Zuma also has no intention of purging current cabinet ministers who are seen as being opposed to him becoming the president of both the ANC and of the country.
"Zuma will be 72 years at the end of his term as president of the country and he intends handing over the reins to someone else," said a Zuma loyalist.
Yesterday Cosatu general secretary Zwelinzima Vavi said the labour federation would not oppose such a move by Zuma.
ANC Youth League spokesman Zizi Kodwa said his organisation had confidence in Zuma that he would "do what is in the interest of the party".
Kodwa said the ANCYL did not believe in purges and would support any move to retain ministers who had acquitted themselves well in their portfolios "regardless of whether they supported Zuma's presidential campaign".
There has been speculation that individuals such as Finance Minister Trevor Manuel, Social Welfare Minister Zola Skweyiya, Labour Minister Membathisi Mdladlana and Education Minister Naledi Pandor could remain part of Zuma's government come 2009.
These ministers have been commended for running their departments effectively. Manuel, specifically, has been commended for putting the country on a stable economic path.

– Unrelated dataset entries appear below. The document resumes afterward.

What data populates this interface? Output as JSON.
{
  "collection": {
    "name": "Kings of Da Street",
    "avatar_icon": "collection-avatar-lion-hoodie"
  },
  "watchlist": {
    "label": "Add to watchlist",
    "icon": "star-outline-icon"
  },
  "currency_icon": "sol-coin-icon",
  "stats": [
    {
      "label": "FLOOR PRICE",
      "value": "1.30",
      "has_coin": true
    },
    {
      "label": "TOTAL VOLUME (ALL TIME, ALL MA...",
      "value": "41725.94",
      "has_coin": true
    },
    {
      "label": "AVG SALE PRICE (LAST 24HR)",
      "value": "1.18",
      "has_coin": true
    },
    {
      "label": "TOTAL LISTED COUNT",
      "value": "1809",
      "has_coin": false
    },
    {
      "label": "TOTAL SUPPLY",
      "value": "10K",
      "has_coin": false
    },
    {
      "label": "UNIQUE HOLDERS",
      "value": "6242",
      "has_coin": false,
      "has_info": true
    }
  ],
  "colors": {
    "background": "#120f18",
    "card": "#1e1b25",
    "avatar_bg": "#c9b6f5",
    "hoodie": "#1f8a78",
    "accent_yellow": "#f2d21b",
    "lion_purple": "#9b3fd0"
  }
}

Pandor, however, faces the challenge of being up against SACP general secretary Blade Nzimande, who is regarded as the most suitable candidate for the portfolio within the Zuma camp.
Vavi has dispelled speculation that he was the future minister of labour after he indicated that he was not interested in the portfolio.
Vavi's argument is that there has been a trend where previous Cosatu general secretaries have gone on to obtain powerful positions in both government and the private sector.